Makes sense, although I think it is one of the disadvantages with SCRAM: it leads to UX complexity like this, instead of just providing secure defaults and reduce UX complexity. Web browser security has solved that, but it seems SMTP/IMAP/POP3/XMPP is stuck in older design patterns. No fault of msmtp/mpop, of course, but just a general observation.
/Simon
@marlam: Thanks for your improvements!
@jas4711: @stephanbosch has added SCRAM in Dovecot and he has commented here:
- https://github.com/python/cpython/issues/95341#issuecomment-1802366034
At the same time, you can see tls-server-end-point (in more tls-unique and tls-exporter) in xmpp lib used ejabberd...
- https://github.com/search?q=org%3Aprocessone+tls-server-end-point&type=code
I have more questions about SCRAM...
I was told that if a server stores the salted and hashed password, then stealing that allows impersonating the client, so it's no better than storing clear text passwords.
Then what is the server supposed to store instead?

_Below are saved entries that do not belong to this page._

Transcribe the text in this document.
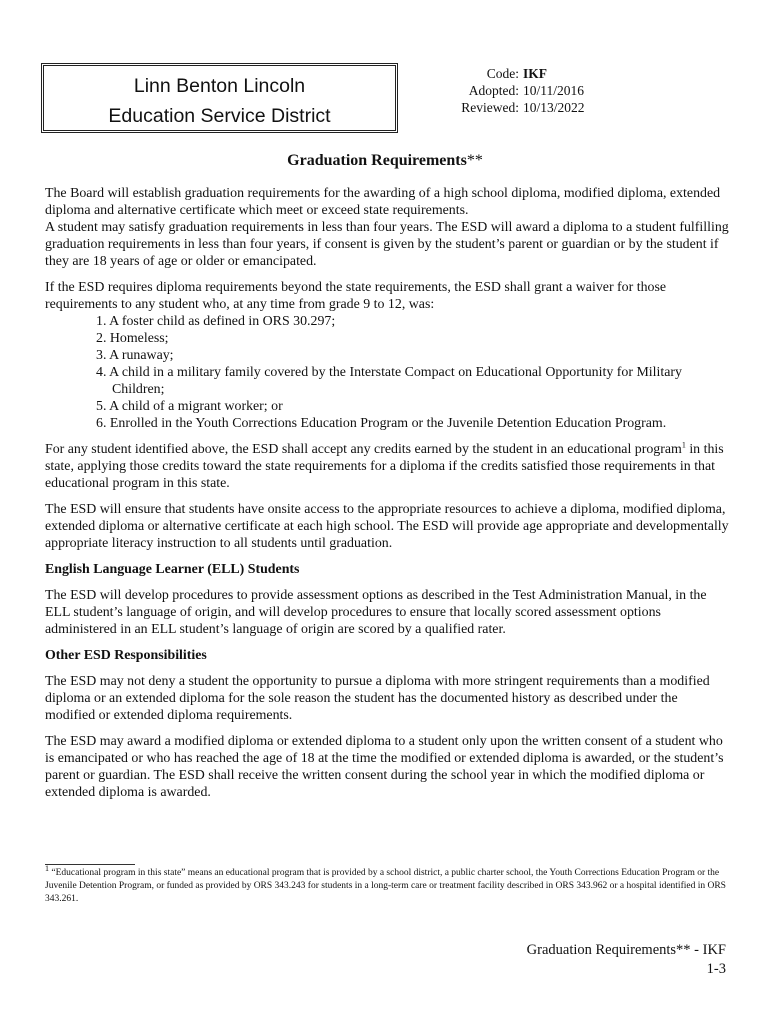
Linn Benton Lincoln
Education Service District
Code: IKF
Adopted: 10/11/2016
Reviewed: 10/13/2022
Graduation Requirements**

The Board will establish graduation requirements for the awarding of a high school diploma, modified diploma, extended diploma and alternative certificate which meet or exceed state requirements.

A student may satisfy graduation requirements in less than four years. The ESD will award a diploma to a student fulfilling graduation requirements in less than four years, if consent is given by the student’s parent or guardian or by the student if they are 18 years of age or older or emancipated.

If the ESD requires diploma requirements beyond the state requirements, the ESD shall grant a waiver for those requirements to any student who, at any time from grade 9 to 12, was:

1. A foster child as defined in ORS 30.297;
2. Homeless;
3. A runaway;
4. A child in a military family covered by the Interstate Compact on Educational Opportunity for Military Children;
5. A child of a migrant worker; or
6. Enrolled in the Youth Corrections Education Program or the Juvenile Detention Education Program.

For any student identified above, the ESD shall accept any credits earned by the student in an educational program$^1$ in this state, applying those credits toward the state requirements for a diploma if the credits satisfied those requirements in that educational program in this state.

The ESD will ensure that students have onsite access to the appropriate resources to achieve a diploma, modified diploma, extended diploma or alternative certificate at each high school. The ESD will provide age appropriate and developmentally appropriate literacy instruction to all students until graduation.

English Language Learner (ELL) Students

The ESD will develop procedures to provide assessment options as described in the Test Administration Manual, in the ELL student’s language of origin, and will develop procedures to ensure that locally scored assessment options administered in an ELL student’s language of origin are scored by a qualified rater.

Other ESD Responsibilities

The ESD may not deny a student the opportunity to pursue a diploma with more stringent requirements than a modified diploma or an extended diploma for the sole reason the student has the documented history as described under the modified or extended diploma requirements.

The ESD may award a modified diploma or extended diploma to a student only upon the written consent of a student who is emancipated or who has reached the age of 18 at the time the modified or extended diploma is awarded, or the student’s parent or guardian. The ESD shall receive the written consent during the school year in which the modified diploma or extended diploma is awarded.

$^1$ “Educational program in this state” means an educational program that is provided by a school district, a public charter school, the Youth Corrections Education Program or the Juvenile Detention Program, or funded as provided by ORS 343.243 for students in a long-term care or treatment facility described in ORS 343.962 or a hospital identified in ORS 343.261.
Graduation Requirements** - IKF
1-3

In GSASL, what is SERVERKEY and STOREDKEY, and how do they relate to SCRAM_SALTED_PASSWORD? All of those seem to be derived from PASSWORD using SCRAM_ITER and SCRAM_SALT.
I hope that the manual covers this, see: https://www.gnu.org/software/gsasl/manual/html_node/SCRAM.html#SCRAM
Yes it is preferential to store SERVERKEY/STOREDKEY on the server, however I believe this advantage is exagerated: if you steal them, you only need one active MITM-attack to be able to compute the password-equivalents anyway. I think this is another example of were the SCRAM design introduces complexity that have questionable security advantage in the real world. The complexity required to support SERVERKEY/STOREDKEY, and security concerns as a consequence, may be larger than the slight theoretical gain that is won.
But does msmtp/mpop implement a server?